É paradoxal, mas a verdade é que, apesar do avanço científico e tecnológico exponencial que marca a nossa era, a ignorância e o misticismo parecem ter encontrado um terreno fértil em nossa sociedade contemporânea. Enquanto os pré-socráticos, em meio a uma sociedade predominantemente mítica, buscavam a razão e a explicação natural para o mundo, muitos de nós, cercados por informações e conhecimentos, parecemos voltar nossos olhos para o sobrenatural e para explicações simplistas e irracionais.

Em um mundo cada vez mais complexo, com informações inundando-nos por todos os lados, a tentação de buscar respostas rápidas e fáceis é grande. O misticismo, muitas vezes apresentado como uma solução mágica para os problemas da vida, oferece uma falsa sensação de compreensão e controle. A crença em conspirações, em curas milagrosas e em forças ocultas torna-se um refúgio para aqueles que se sentem perdidos e desorientados.

A ignorância, no entanto, nem sempre é fruto da falta de acesso à informação. Muitas vezes, ela é uma escolha consciente. Negar a ciência, questionar a existência de fatos comprovados e acreditar em notícias falsas são atitudes que, infelizmente, se tornaram cada vez mais comuns. A desconfiança nas instituições, a polarização política e a proliferação de "fake news" contribuem para esse cenário.

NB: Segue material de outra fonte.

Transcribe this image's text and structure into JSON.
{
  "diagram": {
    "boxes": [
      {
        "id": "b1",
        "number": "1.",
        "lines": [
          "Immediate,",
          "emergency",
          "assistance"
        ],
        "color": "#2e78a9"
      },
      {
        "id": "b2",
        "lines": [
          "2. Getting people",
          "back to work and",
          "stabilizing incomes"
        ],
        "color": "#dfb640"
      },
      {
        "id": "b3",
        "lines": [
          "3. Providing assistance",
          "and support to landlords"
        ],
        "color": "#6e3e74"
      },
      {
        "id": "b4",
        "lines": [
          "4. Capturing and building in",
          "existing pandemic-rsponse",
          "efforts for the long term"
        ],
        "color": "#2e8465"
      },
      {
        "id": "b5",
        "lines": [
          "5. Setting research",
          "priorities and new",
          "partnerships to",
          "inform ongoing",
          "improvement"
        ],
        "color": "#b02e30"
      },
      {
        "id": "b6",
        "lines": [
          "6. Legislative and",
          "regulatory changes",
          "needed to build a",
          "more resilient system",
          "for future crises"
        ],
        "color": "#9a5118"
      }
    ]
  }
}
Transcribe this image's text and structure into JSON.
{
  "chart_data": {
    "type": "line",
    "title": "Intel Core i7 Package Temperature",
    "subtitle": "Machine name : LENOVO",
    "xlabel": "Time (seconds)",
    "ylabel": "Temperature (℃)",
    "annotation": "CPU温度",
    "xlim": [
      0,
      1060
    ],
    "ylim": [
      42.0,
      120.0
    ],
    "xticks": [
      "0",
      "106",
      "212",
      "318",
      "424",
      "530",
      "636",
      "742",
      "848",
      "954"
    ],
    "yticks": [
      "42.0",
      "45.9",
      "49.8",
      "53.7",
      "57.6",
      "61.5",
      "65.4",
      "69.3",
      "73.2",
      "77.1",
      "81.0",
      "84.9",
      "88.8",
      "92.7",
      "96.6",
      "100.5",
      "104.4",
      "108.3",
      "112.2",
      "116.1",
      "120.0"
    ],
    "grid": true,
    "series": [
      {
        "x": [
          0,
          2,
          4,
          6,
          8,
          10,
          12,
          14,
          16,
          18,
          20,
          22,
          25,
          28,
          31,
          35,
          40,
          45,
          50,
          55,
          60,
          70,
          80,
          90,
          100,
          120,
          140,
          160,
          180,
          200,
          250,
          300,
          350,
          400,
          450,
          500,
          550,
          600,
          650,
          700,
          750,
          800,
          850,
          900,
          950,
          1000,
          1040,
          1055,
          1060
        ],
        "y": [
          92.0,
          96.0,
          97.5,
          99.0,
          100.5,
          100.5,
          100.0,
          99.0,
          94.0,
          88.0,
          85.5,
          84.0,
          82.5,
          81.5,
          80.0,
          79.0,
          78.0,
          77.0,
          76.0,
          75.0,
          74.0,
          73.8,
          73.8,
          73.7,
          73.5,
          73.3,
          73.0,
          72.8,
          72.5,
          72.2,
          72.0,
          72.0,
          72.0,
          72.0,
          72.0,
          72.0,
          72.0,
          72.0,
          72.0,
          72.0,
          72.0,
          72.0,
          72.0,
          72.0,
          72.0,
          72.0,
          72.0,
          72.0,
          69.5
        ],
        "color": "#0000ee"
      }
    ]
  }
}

Os filósofos pré-socráticos, ao buscarem a razão e a explicação natural para o mundo, nos legaram um método de investigação que continua a ser fundamental para o avanço do conhecimento. Sua busca por um princípio unificador da realidade, sua curiosidade insaciável e sua disposição para questionar tudo são qualidades que deveríamos cultivar em nossa sociedade.

Ao olharmos para os pré-socráticos, podemos aprender a importância de:

Valorizar a razão: A razão é a nossa principal ferramenta para compreender o mundo. Ao utilizarmos a razão, somos capazes de distinguir o fato da ficção, a verdade da mentira.

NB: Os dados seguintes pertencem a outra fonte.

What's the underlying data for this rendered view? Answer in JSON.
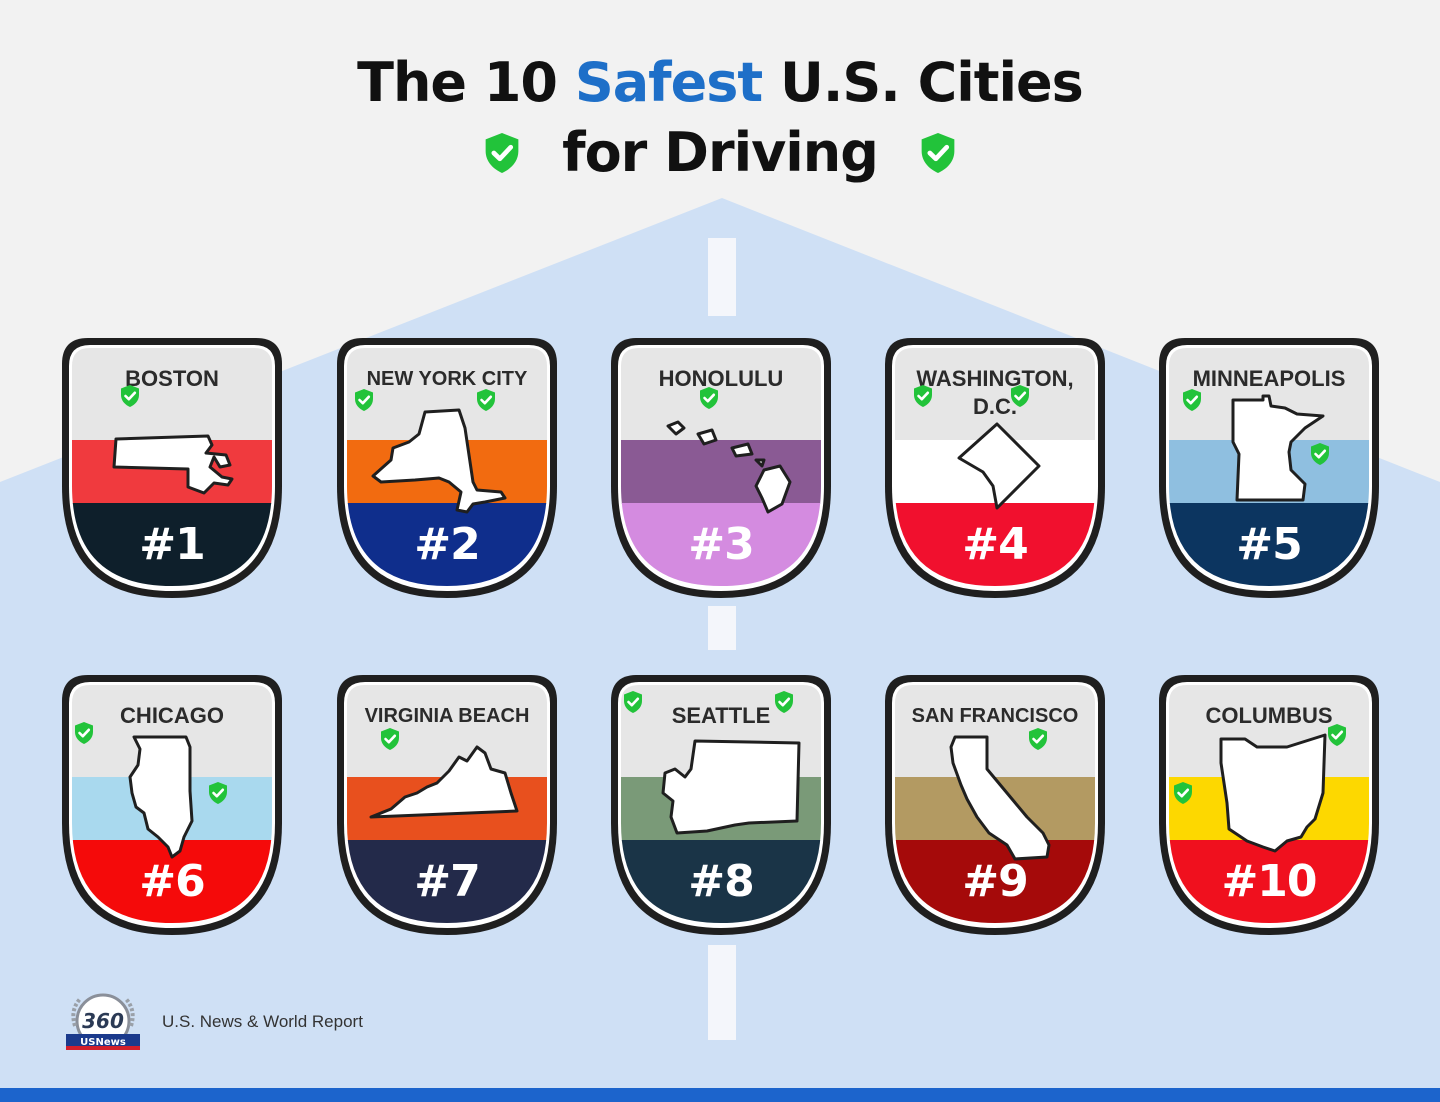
{
  "title": {
    "part1": "The 10 ",
    "accent": "Safest",
    "part2": " U.S. Cities",
    "line2": "for Driving"
  },
  "colors": {
    "accent": "#1e6fc8",
    "check_green": "#22c33a",
    "road": "#cfe0f5",
    "bar": "#1c64cc"
  },
  "cities": [
    {
      "rank": "#1",
      "name": "BOSTON",
      "mid": "#f03a3e",
      "bottom": "#0e1f2b"
    },
    {
      "rank": "#2",
      "name": "NEW YORK CITY",
      "mid": "#f26b10",
      "bottom": "#0f2e8c"
    },
    {
      "rank": "#3",
      "name": "HONOLULU",
      "mid": "#8a5a94",
      "bottom": "#d48be0"
    },
    {
      "rank": "#4",
      "name_line1": "WASHINGTON,",
      "name_line2": "D.C.",
      "mid": "#ffffff",
      "bottom": "#f1102e"
    },
    {
      "rank": "#5",
      "name": "MINNEAPOLIS",
      "mid": "#8fbfe0",
      "bottom": "#0c3560"
    },
    {
      "rank": "#6",
      "name": "CHICAGO",
      "mid": "#a9d9ee",
      "bottom": "#f50a0a"
    },
    {
      "rank": "#7",
      "name": "VIRGINIA BEACH",
      "mid": "#e8501e",
      "bottom": "#232a4a"
    },
    {
      "rank": "#8",
      "name": "SEATTLE",
      "mid": "#7a9a78",
      "bottom": "#1a3447"
    },
    {
      "rank": "#9",
      "name": "SAN FRANCISCO",
      "mid": "#b39a62",
      "bottom": "#a50a0a"
    },
    {
      "rank": "#10",
      "name": "COLUMBUS",
      "mid": "#fdd800",
      "bottom": "#f0101e"
    }
  ],
  "icons": {
    "check": "shield-check-icon",
    "logo": "usnews-360-logo"
  },
  "footer": {
    "source": "U.S. News & World Report"
  }
}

Questionar tudo: Não devemos aceitar ideias prontas e acabadas. É fundamental questionar tudo, inclusive as nossas próprias crenças.

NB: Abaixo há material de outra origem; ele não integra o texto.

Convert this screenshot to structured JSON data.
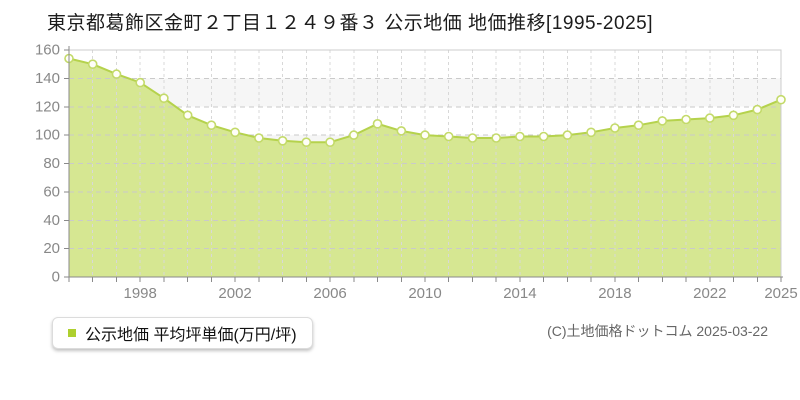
{
  "title": "東京都葛飾区金町２丁目１２４９番３ 公示地価 地価推移[1995-2025]",
  "legend": {
    "label": "公示地価 平均坪単価(万円/坪)",
    "swatch_color": "#aed02f"
  },
  "footer": {
    "credit": "(C)土地価格ドットコム 2025-03-22"
  },
  "colors": {
    "area_fill": "#d6e792",
    "line": "#b5d24c",
    "marker_fill": "#fffef8",
    "marker_stroke": "#c3da69",
    "grid_h": "#cacaca",
    "grid_v": "#d8d8d8",
    "band_alt": "#f6f6f6",
    "plot_border": "#cccccc",
    "axis": "#8a8a8a",
    "tick_label": "#888888"
  },
  "chart_data": {
    "type": "area",
    "title": "東京都葛飾区金町２丁目１２４９番３ 公示地価 地価推移[1995-2025]",
    "x": [
      1995,
      1996,
      1997,
      1998,
      1999,
      2000,
      2001,
      2002,
      2003,
      2004,
      2005,
      2006,
      2007,
      2008,
      2009,
      2010,
      2011,
      2012,
      2013,
      2014,
      2015,
      2016,
      2017,
      2018,
      2019,
      2020,
      2021,
      2022,
      2023,
      2024,
      2025
    ],
    "series": [
      {
        "name": "公示地価 平均坪単価(万円/坪)",
        "values": [
          154,
          150,
          143,
          137,
          126,
          114,
          107,
          102,
          98,
          96,
          95,
          95,
          100,
          108,
          103,
          100,
          99,
          98,
          98,
          99,
          99,
          100,
          102,
          105,
          107,
          110,
          111,
          112,
          114,
          118,
          125
        ]
      }
    ],
    "xlabel": "",
    "ylabel": "万円/坪",
    "ylim": [
      0,
      160
    ],
    "ytick_step": 20,
    "xtick_labels": [
      "1998",
      "2002",
      "2006",
      "2010",
      "2014",
      "2018",
      "2022",
      "2025"
    ],
    "grid": true,
    "legend_position": "bottom-left"
  }
}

Buscar o conhecimento: O conhecimento é poder. Ao buscarmos o conhecimento, ampliamos nossos horizontes e nos tornamos mais livres.

Ser críticos: A crítica é essencial para o desenvolvimento do pensamento crítico. Ao analisar as informações que recebemos, somos capazes de identificar as falhas e as contradições.

A ironia da nossa época é que, enquanto a ciência avança a passos largos, a ignorância e o misticismo parecem ganhar força. Ao olharmos para os pré-socráticos, podemos encontrar inspiração para superarmos esse desafio e construir um mundo mais baseado na razão e no conhecimento.